# Filing for divorce



## Pralix (Dec 8, 2001)

I am "decomissioning" my DSR6000 for now and would like to take the 80 gig drive I added out. I t was originally a single drive system. I performed a full system reset and everything is back to defaults. All the instructions I have found involve a backup. I don't need one. Is there an easy way to divorce these drives?


----------



## funtoupgrade (Mar 15, 2005)

Nope. You must restore from a good image to the one drive that will remain.


----------



## Diana Collins (Aug 21, 2002)

You need to do a "minimal" backup (the "don't preserve recordings" option in the Hinsdale guide) and then restore that backup. The minimal backup divorces the drives.


----------



## Pralix (Dec 8, 2001)

Thanks for the info. The divorce was granted last night.


----------



## tomm1079 (May 10, 2005)

Pralix said:


> I am "decomissioning" my DSR6000 for now and would like to take the 80 gig drive I added out. I t was originally a single drive system. I performed a full system reset and everything is back to defaults. All the instructions I have found involve a backup. I don't need one. Is there an easy way to divorce these drives?
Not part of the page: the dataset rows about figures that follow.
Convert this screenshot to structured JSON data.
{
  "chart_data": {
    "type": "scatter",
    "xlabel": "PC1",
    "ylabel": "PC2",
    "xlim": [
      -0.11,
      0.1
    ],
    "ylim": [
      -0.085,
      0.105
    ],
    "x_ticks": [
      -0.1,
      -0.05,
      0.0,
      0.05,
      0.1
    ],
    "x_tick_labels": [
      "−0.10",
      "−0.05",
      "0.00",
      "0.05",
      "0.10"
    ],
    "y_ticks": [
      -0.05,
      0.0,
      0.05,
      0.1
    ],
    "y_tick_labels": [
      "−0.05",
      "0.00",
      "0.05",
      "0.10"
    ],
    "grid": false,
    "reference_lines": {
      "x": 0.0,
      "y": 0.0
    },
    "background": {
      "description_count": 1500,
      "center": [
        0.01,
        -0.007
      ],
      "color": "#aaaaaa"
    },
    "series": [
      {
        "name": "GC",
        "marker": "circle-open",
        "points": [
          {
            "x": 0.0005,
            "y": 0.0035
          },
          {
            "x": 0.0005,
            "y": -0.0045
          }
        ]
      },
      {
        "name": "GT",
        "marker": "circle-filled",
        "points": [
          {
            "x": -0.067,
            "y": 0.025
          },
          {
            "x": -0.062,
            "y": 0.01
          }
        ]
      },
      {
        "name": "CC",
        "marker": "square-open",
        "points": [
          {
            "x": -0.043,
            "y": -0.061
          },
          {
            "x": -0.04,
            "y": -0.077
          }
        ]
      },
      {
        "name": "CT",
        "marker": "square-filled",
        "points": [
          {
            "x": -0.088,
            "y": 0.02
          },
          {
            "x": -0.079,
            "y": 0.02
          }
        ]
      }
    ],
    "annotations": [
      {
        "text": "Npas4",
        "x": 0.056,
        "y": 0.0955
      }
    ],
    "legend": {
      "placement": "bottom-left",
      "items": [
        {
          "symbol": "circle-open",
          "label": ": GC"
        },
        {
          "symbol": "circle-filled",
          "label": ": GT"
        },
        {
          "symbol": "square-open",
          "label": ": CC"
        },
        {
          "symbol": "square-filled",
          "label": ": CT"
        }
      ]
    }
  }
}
and i figured this thread you where going to say "my wife is trying to take the tivo...should i put up a fight or get a new one. I really want to keep all my thumbs up and down"


----------



## Tracy RainH2o (Nov 18, 2005)

Pralix said:


> Thanks for the info. The divorce was granted last night.


I hate it when relationships don't work out.  
When dealing with a Tivo, it is for the best.


----------